10 agosto 2006

«Quero conhecer aquele povo e viver com ele»



Verónica Trezentos está em Angola há perto de cinco anos. A sua situação, como ela mesma faz questão de ressalvar, é diferente da do tradicional emigrante. Isto porque foi para Angola acompanhando o marido, engenheiro numa empresa portuguesa. Ou seja, embora trabalhe fora do país, trabalha para uma empresa nacional e por isso, à sua chegada, aguardava-os toda uma estrutura que os emigrantes tradicionais não encontram. Sente, por isso, que a sua é uma situação privilegiada.
Mas a verdade é que só o marido tinha uma situação profissional prevista. Ela não. Daí que tenha feito, aqui sim, o mesmo que faz qualquer imigrante: procurar trabalho. Enviou currículos e acabou por ser chamada para directora pedagógica de um colégio particular, passando, posteriormente a directora do mesmo, trabalho que continua a desenvolver.
O colégio que dirige é frequentado, essencialmente, por filhos de angolanos de classe remediada, se bem que, afirma, «muitos deles é com grande luta diária que conseguem ali manter os seus filhos». Até porque se trata de uma das escolas mais creditadas da região.
«Foi uma experiência muito gira», afirma. Desde que aceitou o desafio para dirigir a escola, «o número de alunos triplicou, o colégio cresceu e foi preciso fazer obras». Considera tratar-se de «um trabalho desgastante, que exige muito de nós». Mas compensa-o o sentimento de estar a fazer algo de verdadeiramente útil, algo que dá sentido à vida. Inicialmente o tempo previsto de estadia do casal em Angola era de dois anos. Vão quase em cinco e confessa que, por vezes já sente algum desgaste sobretudo porque a corrupção, como é sabido, é muita em África e, consequentemente, para conseguir qualquer coisa, por mais simples, é preciso grande luta.
Na sua escola ensinam-se crianças e jovens até ao 9º ano e a maioria dos professores são angolanos e licenciados, ou estão a frequentar o ensino superior, se bem que em Angola basta possuir o 12º ano numa via de ensino para poder leccionar. A luta pela contratação de professores licenciados é outra que tem vindo a vencer e sente que os resultados são evidentes. É que o nível de formação no país é muito baixo e, diz Verónica, isso faz-se sentir sobretudo na hora de tomar decisões, com as pessoas a adiar, manifestando dificuldades em decidir.

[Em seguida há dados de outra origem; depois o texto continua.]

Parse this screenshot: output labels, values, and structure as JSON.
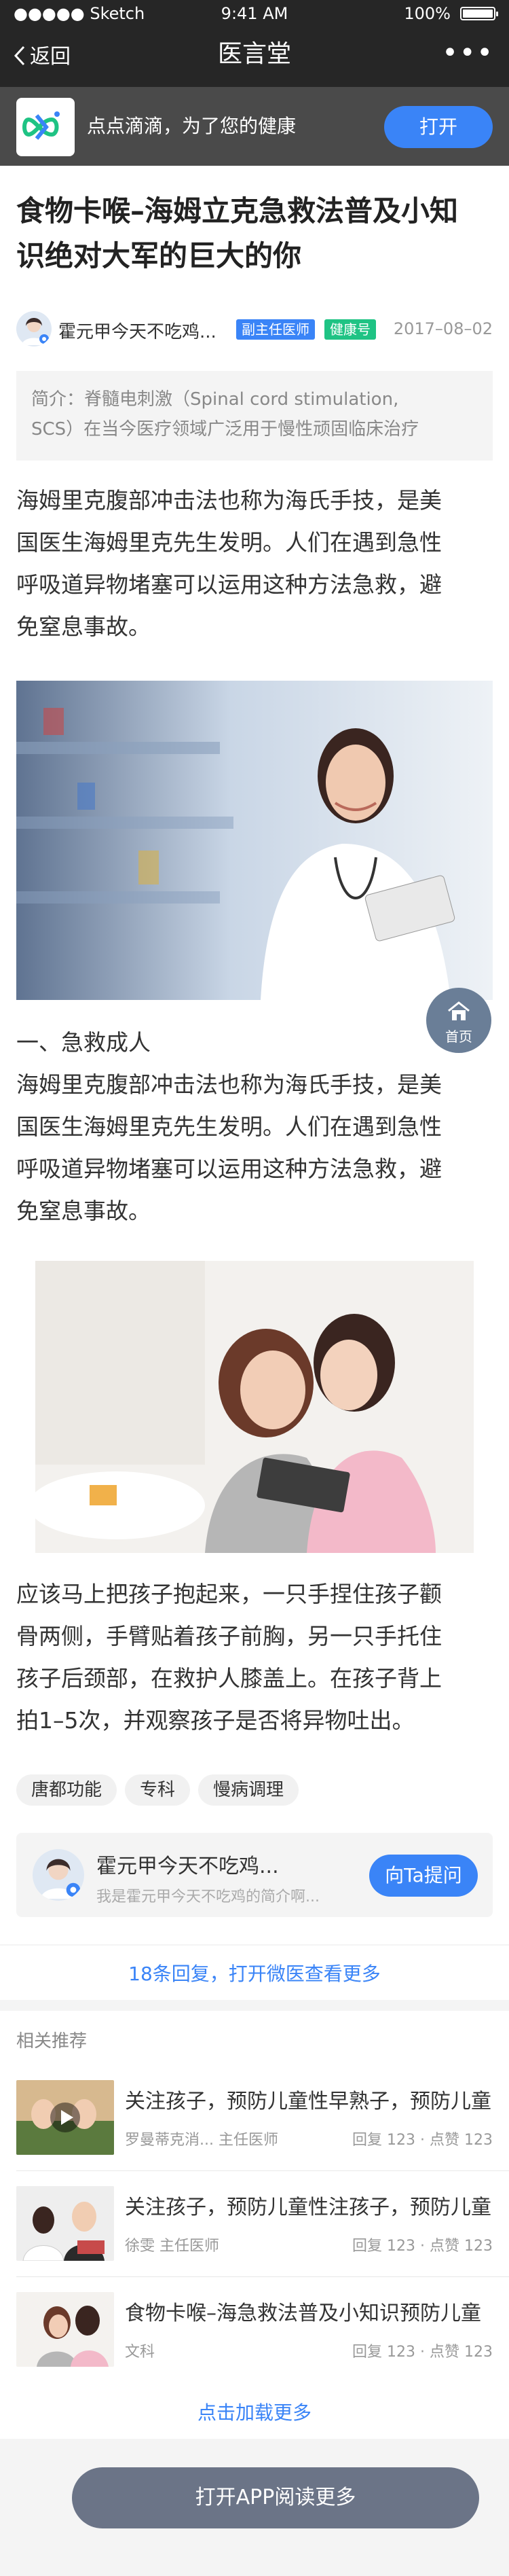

Uma das dificuldades sentidas é a da aquisição de livros e manuais escolares. Encontram-nos com facilidade no mercado negro mas a um preço 50 vezes superior. Por isso uma das suas preocupações quando chegou ao colégio, foi a da criação de uma biblioteca e a da criação de hábitos de leitura nos seus jovens. Refere-nos as muitas actividades que vai desenvolvendo nessa área e sente-se feliz com os resultados que, aos poucos, vão aparecendo. Sabe que a sua escola é um pouco a excepção mas compreende que é difícil fazer mais perante as dificuldades. É que os ordenados são muito baixos e os professores acabam por ter que leccionar em mais do que uma escola para sobreviverem, o que lhes deixa pouco tempo para se dedicarem a actividades extracurriculares.
Com alguma mágoa diz que, num país de língua oficial portuguesa, a sua escola é das que oferecem melhores condições. Existe uma escola portuguesa mas funciona mal e em más instalações. Embora tenham sido construídas, recentemente, novas instalações, ainda não estão a funcionar. A funcionar bem está a escola francesa onde estuda a filha mais velha, de 8 anos. Mas Verónica considera essencial que a portuguesa passe a funcionar bem.
Quanto à vida que ali faz, diz que «já há de tudo, como cá, mas, na generalidade, os preços são exorbitantes para os salários que se ganham». Já no que se refere à vida social considera como «muito interessantes e coloridos» os relacionamentos sociais que desenvolve. Reconhece que muitas vezes, os portugueses acabam por se unir mas Verónica defende uma relação mais próxima com os naturais até porque, como diz, «quero conhecer aquele povo e viver com ele. Gosto de me misturar», até porque sente que assim tem muito mais a aprender na troca de vivências e de experiências pessoais e culturais. Aliás, afirma encarar esta campanha em Angola como «uma experiência de vida» que lhe dá abertura de espírito e a poderá preparar mesmo para outras situações e até outras dificuldades.
Do povo em geral e dos seus alunos em particular, destaca a capacidade para as artes: a música, a pintura, o teatro. Mas não tem dúvida que é preciso motivá-los e estimulá-los, o que faz com a evidente paixão que transparece das suas palavras.